For years Yuki Yanagita has made scouts wonder how much of an impact he could make in the majors when he was finally able to file for free agency and leave the SoftBank Hawks. On Wednesday we found out that the answer is nothing.
At a press conference, Yanagita, 31, announced a seven-year contract to stay with the Hawks. The Hawks will maintain his current salary of 570 million yen with additional performance incentives with salary boosts possible afterward depending on his numbers.
The deciding factor was a muscle tear behind one knee that saw him miss most of the 2019 season. He failed to make it back to the first team roster in time for the season to count as the eighth year of service time he needs to file for international free agency. Yanagita was deactivated on April 8 and didn’t play again until he reported no problems in his first farm team game on Aug. 8.
“I was able to swing like usual,” he said at the time. “I had no trouble running.”
There had been talk in early July of bringing him back in July as a DH so as not to put extra strain on the knee because he had been hitting in rehab. But at the time of the minor league start, the Hawks said Yanagita would need 10 games before being activated. Eventually, they settled on six games and 13 more days off the active roster.
13 days can be worth a year
Those 13 days, it turned out, were crucial to Yanagita’s future.
When the Hawks’ Pacific League season ended on Oct. 13 with the final day of the PL playoffs, Yanagita had amassed 135 of the 145 days needed to complete a year’s service time in 2019 and potentially file for free agency 11 months from now. He entered the year with 11 days he’d been carrying over since 2012, was on the roster for 64 days, and received the maximum of 60 days for players hurt in first-team games.
With that innocuous little delay, the Hawks, Japan’s most stubborn opponent of Japanese players moving abroad, were able to add an extra year of control. The Hawks are the only team in Japan that has yet to agree to post a single player, and now the club won’t have to deal with its best player leaving as a free agent.
That extra year and the extremely generous salary offer that was almost too good to turn down was enough to keep the best player of his generation in Japan for the rest of his career or at least until he’s 38.

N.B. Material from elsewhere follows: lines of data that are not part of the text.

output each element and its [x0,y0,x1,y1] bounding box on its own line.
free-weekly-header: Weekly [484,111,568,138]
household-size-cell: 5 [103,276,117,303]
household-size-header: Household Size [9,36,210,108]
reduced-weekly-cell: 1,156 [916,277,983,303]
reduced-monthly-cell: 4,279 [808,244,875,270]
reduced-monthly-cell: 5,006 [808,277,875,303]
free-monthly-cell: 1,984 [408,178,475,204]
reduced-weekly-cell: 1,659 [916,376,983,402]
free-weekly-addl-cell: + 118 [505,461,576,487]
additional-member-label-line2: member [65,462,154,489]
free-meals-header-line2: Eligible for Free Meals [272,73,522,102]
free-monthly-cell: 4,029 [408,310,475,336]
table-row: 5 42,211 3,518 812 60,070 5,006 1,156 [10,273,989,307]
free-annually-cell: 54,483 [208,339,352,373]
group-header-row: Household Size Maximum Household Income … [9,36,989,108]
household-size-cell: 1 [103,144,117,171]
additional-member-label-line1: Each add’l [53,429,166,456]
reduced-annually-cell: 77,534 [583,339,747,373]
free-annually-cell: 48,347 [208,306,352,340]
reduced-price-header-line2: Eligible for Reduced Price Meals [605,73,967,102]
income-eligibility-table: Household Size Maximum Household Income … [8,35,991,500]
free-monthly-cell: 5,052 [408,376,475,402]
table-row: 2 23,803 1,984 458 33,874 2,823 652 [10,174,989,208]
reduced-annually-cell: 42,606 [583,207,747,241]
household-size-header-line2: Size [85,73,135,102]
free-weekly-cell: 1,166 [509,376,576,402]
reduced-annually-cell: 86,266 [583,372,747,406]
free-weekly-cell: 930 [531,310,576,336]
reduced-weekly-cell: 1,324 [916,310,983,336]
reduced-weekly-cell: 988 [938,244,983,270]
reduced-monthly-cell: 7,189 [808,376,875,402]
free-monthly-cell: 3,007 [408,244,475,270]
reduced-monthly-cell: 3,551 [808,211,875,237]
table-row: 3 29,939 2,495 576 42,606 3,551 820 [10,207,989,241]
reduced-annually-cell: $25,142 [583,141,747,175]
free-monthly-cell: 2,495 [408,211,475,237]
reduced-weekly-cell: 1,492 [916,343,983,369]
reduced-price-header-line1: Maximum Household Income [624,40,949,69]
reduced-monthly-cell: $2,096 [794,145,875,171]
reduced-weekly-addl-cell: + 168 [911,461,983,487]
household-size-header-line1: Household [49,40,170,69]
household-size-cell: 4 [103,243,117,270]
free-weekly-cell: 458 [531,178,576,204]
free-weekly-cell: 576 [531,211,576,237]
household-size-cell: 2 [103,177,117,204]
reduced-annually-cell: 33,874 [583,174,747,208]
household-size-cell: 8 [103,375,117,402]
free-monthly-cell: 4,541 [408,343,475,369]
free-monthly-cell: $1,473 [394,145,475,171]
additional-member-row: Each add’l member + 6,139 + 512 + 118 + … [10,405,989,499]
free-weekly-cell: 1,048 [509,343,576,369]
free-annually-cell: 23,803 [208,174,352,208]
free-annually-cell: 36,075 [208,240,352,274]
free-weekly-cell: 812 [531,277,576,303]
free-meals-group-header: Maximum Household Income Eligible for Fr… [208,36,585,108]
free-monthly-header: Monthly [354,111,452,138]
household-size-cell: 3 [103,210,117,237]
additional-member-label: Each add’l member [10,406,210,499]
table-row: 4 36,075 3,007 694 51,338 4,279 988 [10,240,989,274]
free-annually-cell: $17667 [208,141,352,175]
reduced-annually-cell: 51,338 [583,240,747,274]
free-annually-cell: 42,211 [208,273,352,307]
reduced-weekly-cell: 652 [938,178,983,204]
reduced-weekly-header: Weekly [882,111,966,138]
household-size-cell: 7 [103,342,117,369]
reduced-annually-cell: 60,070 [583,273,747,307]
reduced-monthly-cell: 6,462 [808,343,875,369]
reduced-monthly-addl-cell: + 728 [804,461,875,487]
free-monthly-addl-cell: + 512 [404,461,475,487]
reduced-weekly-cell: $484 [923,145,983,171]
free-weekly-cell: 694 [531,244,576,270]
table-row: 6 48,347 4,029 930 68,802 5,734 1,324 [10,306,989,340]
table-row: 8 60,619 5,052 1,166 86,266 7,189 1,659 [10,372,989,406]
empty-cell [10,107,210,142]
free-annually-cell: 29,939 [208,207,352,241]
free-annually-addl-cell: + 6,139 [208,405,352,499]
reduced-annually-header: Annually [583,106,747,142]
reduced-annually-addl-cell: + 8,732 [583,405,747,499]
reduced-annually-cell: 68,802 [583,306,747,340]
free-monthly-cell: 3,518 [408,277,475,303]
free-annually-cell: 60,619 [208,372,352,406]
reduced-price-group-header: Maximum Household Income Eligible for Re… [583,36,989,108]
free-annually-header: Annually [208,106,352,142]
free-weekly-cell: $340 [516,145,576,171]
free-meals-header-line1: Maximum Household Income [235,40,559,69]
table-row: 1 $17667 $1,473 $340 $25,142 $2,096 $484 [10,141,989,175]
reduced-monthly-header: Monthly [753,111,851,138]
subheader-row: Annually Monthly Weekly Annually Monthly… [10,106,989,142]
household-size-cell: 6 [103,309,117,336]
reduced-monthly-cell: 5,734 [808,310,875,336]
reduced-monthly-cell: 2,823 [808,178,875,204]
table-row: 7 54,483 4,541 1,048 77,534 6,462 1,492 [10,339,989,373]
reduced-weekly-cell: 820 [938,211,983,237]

According to the Japan Professional Baseball Players Association, Yanagita and his agent checked with the union about the shortfall. The union spoke to the Hawks and said the player and his agent were satisfied that the delay was not intentional.
My profile of Yanagita is HERE. Because of his extremely high peak value — he’s the only player other than Sadaharu Oh to lead his league in on-base percentage and slugging average in four consecutive seasons — I have Yanagita ranked as the 15th greatest player in NPB history.